One such person is King Cameron (Howard Keel). He's recently gotten married to Cordelia (Ava Gardner), and plans on making a new life for the two of them as a rancher in the Rio Grande valley. He's even spent the money he's saved up on the land and, one presumes, a bunch of cattle. But on the way to their new home, he and Cordelia see smoke on the horizon. That smoke is from the small house he had built on the land before getting Cordelia, and King has no illusions about who's responsible for the fire.

So King goes into town in order to organize the Anglos into finally bringing some law to the area. Oh, there's a sheriff, all right, but he's not able to do much so the rest of the time it's up to the cavalry to save the day, as is going to happen multiple times over the course of the movie. Esqueda and Rio show up to the meeting, so everybody of importance in the movie knows what's up. The one person who wants all the violence to stop is the local priest, Fr. Antonio (Kurt Kasznar).

Cameron rebuilds, only for all his hired help to flee the place -- they know that Esqueda is going to burn them out again, and again, as long as it takes for the Anglos to get the message that they're not welcome. Rio is caught in the middle, and when Cameron catches Rio after a raid gone wrong, Rio actually starts working briefly for Cameron. Complicating matters is the fact that Cordelia finds herself falling in love with Cameron. There's more violence to come, as well as a showdown between Rio and José when Esqueda decides to raid Brownsville.

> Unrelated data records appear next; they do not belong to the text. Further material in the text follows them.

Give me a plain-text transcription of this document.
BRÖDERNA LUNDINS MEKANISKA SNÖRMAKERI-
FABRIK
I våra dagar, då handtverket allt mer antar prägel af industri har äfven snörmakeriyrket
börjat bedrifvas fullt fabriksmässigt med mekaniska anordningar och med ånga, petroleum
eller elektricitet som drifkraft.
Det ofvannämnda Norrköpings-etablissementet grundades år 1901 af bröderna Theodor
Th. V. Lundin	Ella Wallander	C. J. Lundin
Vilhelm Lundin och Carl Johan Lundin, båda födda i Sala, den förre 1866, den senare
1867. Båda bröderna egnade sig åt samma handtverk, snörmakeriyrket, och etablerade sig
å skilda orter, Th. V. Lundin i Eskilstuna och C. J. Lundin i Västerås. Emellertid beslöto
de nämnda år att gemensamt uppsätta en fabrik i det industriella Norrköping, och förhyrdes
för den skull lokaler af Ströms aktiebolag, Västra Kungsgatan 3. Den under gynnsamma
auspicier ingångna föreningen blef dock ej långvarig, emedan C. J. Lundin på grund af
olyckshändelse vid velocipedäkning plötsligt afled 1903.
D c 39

Ride, Vaquero! is a competently-made movie, but I think there are good reasons why it's not so well known compared to other classic westerns. In my opinion a lot of that has to do with the time when it was released, in 1953. There's nothing groundbreaking in Ride, Vaquero!, and other westerns, like the Anthony Mann/James Stewart collaborations or Budd Boetticher's stuff, were beginning to show a darker psychological edge to their heroes. Worse for Ride, Vaquero! is that came out two months before The Robe, the first movie released in the new wide-screen Cinemascope format. Being in the old Academy ratio makes Ride, Vaquero! look even more dated and lacking in vista.

Ride, Vaquero! is entertaining enough, and that's not a bad thing. But there is better, and more spectacular, out there.